Emotions in the Household: Emotion Words and Metaphors in Domesday Book Personal Names

Pages 165-176 | Published online: 30 Jun 2014
 

Abstract

This paper presents an analysis of the set of emotion-related personal names recorded in the Domesday Book. Through the fine-grained analysis of the themes used in these names, this paper proposes a semantic description of late Old English personal names, which have been classified into the following seven name sub-categories: happiness, joy, love, tenderness, pride, anger, and fear. This analysis shows that emotion-related vocabulary was a favorite personal name element in post-Conquest England.
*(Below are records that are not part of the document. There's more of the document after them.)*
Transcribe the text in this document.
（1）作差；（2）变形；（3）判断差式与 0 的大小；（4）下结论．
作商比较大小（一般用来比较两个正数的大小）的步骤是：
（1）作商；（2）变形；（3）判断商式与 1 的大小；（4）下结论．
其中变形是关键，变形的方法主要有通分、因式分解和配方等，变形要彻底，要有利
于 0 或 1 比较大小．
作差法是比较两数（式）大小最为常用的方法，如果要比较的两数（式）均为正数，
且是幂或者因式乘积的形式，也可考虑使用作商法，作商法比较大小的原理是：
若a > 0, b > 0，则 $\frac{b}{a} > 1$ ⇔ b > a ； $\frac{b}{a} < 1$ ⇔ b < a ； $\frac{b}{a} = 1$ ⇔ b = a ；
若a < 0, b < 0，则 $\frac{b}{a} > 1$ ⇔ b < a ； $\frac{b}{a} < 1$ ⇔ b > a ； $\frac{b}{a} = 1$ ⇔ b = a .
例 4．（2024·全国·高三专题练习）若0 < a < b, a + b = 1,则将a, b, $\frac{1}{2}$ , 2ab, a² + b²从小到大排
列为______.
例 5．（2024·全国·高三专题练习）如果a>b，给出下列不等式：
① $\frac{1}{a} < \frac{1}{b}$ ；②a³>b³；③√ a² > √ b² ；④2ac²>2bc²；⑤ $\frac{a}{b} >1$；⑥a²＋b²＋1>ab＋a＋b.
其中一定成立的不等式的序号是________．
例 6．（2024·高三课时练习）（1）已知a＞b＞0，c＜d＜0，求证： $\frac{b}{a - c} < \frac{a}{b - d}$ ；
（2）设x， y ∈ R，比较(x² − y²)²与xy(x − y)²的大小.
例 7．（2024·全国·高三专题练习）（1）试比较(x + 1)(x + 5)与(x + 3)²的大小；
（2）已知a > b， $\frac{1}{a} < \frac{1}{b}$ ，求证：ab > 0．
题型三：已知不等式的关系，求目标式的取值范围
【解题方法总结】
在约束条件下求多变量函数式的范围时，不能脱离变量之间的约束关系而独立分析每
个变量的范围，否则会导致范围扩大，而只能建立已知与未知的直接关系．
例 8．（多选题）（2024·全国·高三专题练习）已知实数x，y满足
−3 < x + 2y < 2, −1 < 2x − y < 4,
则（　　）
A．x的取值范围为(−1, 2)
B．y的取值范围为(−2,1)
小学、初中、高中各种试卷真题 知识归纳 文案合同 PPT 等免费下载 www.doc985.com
Furthermore, it proposes some of the general tendencies behind name-giving practices, especially in relation to (i) gender distribution of emotion themes and concepts and (ii) frequent lexical combinations of emotion-related themes. Finally, the paper offers an interpretation of the metaphorization processes that motivated the development of some of these combinations of words and their usage as personal names in Anglo-Saxon England.

Notes

1 The database is publicly available from <http://www.pase.ac.uk/index.html>.
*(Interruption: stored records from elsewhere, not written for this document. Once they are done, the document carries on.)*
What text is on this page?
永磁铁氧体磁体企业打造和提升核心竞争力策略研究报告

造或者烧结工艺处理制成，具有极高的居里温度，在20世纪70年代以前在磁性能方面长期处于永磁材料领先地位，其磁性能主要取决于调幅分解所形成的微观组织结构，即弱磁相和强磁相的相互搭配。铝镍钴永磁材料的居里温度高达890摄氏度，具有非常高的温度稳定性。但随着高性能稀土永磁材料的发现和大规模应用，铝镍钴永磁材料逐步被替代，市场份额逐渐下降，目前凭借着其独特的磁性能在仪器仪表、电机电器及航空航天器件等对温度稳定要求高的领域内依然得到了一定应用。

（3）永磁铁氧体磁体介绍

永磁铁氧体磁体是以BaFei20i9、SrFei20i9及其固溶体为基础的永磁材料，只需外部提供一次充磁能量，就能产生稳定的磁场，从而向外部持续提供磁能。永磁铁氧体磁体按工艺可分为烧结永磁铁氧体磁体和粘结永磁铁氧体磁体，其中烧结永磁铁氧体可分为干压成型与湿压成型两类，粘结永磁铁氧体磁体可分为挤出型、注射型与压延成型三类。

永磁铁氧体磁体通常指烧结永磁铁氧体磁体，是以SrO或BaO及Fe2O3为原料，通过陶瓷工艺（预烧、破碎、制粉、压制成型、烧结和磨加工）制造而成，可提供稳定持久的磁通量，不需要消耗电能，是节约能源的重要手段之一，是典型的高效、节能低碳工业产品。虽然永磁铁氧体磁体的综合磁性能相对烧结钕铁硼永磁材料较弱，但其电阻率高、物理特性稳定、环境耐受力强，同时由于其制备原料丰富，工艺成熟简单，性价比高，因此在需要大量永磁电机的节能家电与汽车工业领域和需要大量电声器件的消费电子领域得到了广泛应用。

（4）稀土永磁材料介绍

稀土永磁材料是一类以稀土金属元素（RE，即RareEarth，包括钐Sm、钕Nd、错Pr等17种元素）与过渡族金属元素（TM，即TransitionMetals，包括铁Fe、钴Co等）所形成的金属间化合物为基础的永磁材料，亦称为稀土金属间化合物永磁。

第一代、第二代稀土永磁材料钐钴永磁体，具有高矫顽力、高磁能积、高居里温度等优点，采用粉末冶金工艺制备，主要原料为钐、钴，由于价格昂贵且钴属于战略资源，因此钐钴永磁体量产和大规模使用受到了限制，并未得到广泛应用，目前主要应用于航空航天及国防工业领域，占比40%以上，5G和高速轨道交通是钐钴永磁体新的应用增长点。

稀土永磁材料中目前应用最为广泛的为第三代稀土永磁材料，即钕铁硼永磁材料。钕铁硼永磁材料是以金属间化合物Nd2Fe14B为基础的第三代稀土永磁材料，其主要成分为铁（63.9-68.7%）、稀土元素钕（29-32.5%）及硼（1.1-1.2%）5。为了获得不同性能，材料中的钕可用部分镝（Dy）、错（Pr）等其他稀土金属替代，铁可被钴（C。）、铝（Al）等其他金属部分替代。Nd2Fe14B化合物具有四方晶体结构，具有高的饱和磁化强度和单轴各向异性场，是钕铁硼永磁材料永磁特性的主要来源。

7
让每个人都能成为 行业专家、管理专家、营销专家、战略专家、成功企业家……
2 Based on the GEW, it will be assumed here that the difference between the emotional concepts happiness/joy relies on the intensity of the emotional experience. According to Goddard (Citation1998: 94), whereas present-day English happiness words have “a comparatively muted quality,” joy words imply “an intense but generalized and almost euphoric view of one’s current existence.”

3 For example, personal names containing words of unknown meaning were excluded from this research, as well as names for nationalities (such as OE seax “Saxon” and OE geat “Geat”).
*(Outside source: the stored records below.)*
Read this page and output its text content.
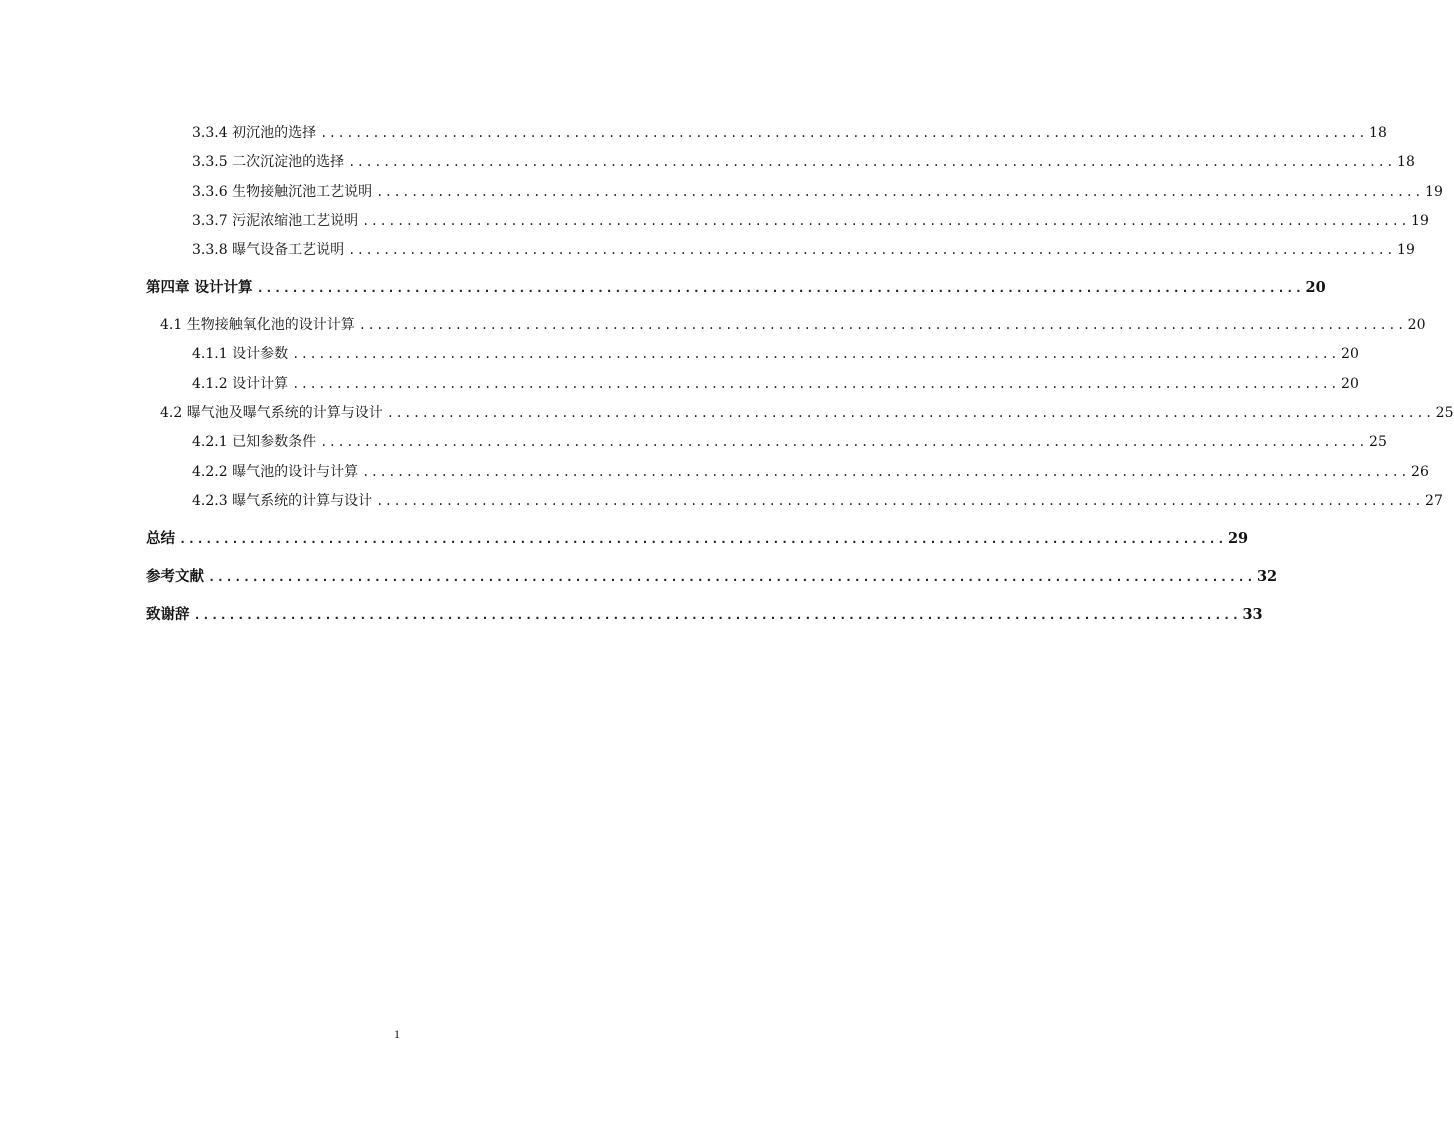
3.3.4 初沉池的选择 ........................................................................................................................ 18
3.3.5 二次沉淀池的选择 ........................................................................................................................ 18
3.3.6 生物接触沉池工艺说明 ........................................................................................................................ 19
3.3.7 污泥浓缩池工艺说明 ........................................................................................................................ 19
3.3.8 曝气设备工艺说明 ........................................................................................................................ 19
第四章 设计计算 ........................................................................................................................ 20
4.1 生物接触氧化池的设计计算 ........................................................................................................................ 20
4.1.1 设计参数 ........................................................................................................................ 20
4.1.2 设计计算 ........................................................................................................................ 20
4.2 曝气池及曝气系统的计算与设计 ........................................................................................................................ 25
4.2.1 已知参数条件 ........................................................................................................................ 25
4.2.2 曝气池的设计与计算 ........................................................................................................................ 26
4.2.3 曝气系统的计算与设计 ........................................................................................................................ 27
总结 ........................................................................................................................ 29
参考文献 ........................................................................................................................ 32
致谢辞 ........................................................................................................................ 33
1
4 The total number of individuals bearing each name in DB is indicated in brackets; where no number of occurrences is indicated, the name appears only once in the database.

5 Redin (Citation1919: 41) interprets Edlu as a diminutive of variant of Æþel, derived from OE æðel “noble.”

6 For a critical analysis of this assumption, see Colman (Citation1996) and, especially, Okasha (Citation2011).

7 Or, alternatively, the homonym neutral noun OE glæd “gladness.”

8 Namely Ocga (2), Ochta, Ogga, Oggod, and Oghe (see Redin, Citation1919: 103).